We have continued to practice the tenets of eugenics in a variety of ways. Our poor treatment of and continuing incarceration of many physically and intellectually/developmentally disabled individuals, in long-term care homes, mental institutions, and nursing homes, still reflects our instinct to segregate and detain those citizens who are not physically, psychologically, or intellectual “fit.” Accordingly, it should be no surprise that our response to COVID-19 uses the familiar blueprint of eugenics, with predictable consequences for the captive and vulnerable, who are pushed to the side, ignored, or sacrificed for the “greater good.”

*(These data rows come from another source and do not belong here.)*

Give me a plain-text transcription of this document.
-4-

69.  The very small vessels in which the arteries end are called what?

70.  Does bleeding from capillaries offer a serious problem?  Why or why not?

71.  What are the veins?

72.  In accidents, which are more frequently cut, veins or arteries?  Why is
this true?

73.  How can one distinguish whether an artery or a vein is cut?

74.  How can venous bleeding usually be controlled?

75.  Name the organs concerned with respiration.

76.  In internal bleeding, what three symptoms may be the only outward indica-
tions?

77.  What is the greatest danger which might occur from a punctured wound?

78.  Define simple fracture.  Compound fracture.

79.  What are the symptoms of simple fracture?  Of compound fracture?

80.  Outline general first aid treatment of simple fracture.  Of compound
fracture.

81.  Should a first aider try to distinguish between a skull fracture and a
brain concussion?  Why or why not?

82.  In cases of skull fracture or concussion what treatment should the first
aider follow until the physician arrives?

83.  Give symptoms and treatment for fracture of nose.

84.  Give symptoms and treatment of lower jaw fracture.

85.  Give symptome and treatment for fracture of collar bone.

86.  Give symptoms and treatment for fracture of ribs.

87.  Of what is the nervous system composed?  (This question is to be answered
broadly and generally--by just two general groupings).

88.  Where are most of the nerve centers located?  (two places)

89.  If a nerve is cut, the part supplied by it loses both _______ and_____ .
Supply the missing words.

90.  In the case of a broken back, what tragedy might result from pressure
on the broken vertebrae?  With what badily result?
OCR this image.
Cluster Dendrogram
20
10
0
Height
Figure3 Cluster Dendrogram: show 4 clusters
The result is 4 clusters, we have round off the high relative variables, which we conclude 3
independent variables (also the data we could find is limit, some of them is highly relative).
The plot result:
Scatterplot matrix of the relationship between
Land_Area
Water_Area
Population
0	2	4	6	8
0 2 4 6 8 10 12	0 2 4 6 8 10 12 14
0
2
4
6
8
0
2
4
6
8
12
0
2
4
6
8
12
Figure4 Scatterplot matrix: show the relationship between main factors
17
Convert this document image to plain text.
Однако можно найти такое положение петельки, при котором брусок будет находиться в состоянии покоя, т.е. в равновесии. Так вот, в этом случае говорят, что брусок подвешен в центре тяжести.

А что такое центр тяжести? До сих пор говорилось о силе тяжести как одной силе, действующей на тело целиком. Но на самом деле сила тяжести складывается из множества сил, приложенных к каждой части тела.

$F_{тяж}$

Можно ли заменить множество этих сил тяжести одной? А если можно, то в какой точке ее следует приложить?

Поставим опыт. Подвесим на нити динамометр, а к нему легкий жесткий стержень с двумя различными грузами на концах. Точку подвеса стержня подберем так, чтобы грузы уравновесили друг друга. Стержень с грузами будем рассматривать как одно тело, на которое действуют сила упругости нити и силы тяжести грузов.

It is well past time to rip up the eugenics blueprint, and create a new approach that recognizes inherent humanity in all individuals. This would include two important initiatives. First, we must provide a much better education regarding the origins and current practice of eugenics. This could be achieved by addressing the full history of eugenics in high school, colleges, medical schools and schools of public health, not merely dismissing it as a relic of the past. Along with this call for education, we must start contextualizing many past medical discoveries, noting specifically the numerous sacrifices of often unwilling patients.
It is not enough to simply point out the mistakes of our past, hoping to avoid them in the future. Instead, we must educate Americans about our continuing practice of eugenics, and how to identify its hidden influence. Otherwise, we are doomed to repeat, subconsciously or otherwise, the very philosophies that we have rejected.
Laura I. Appleman is Van Winkle Melton Professor of Law and University Research Integrity Officer, Willamette University. She earned her undergraduate and master’s degrees from University of Pennsylvania, and graduated from Yale University Law School.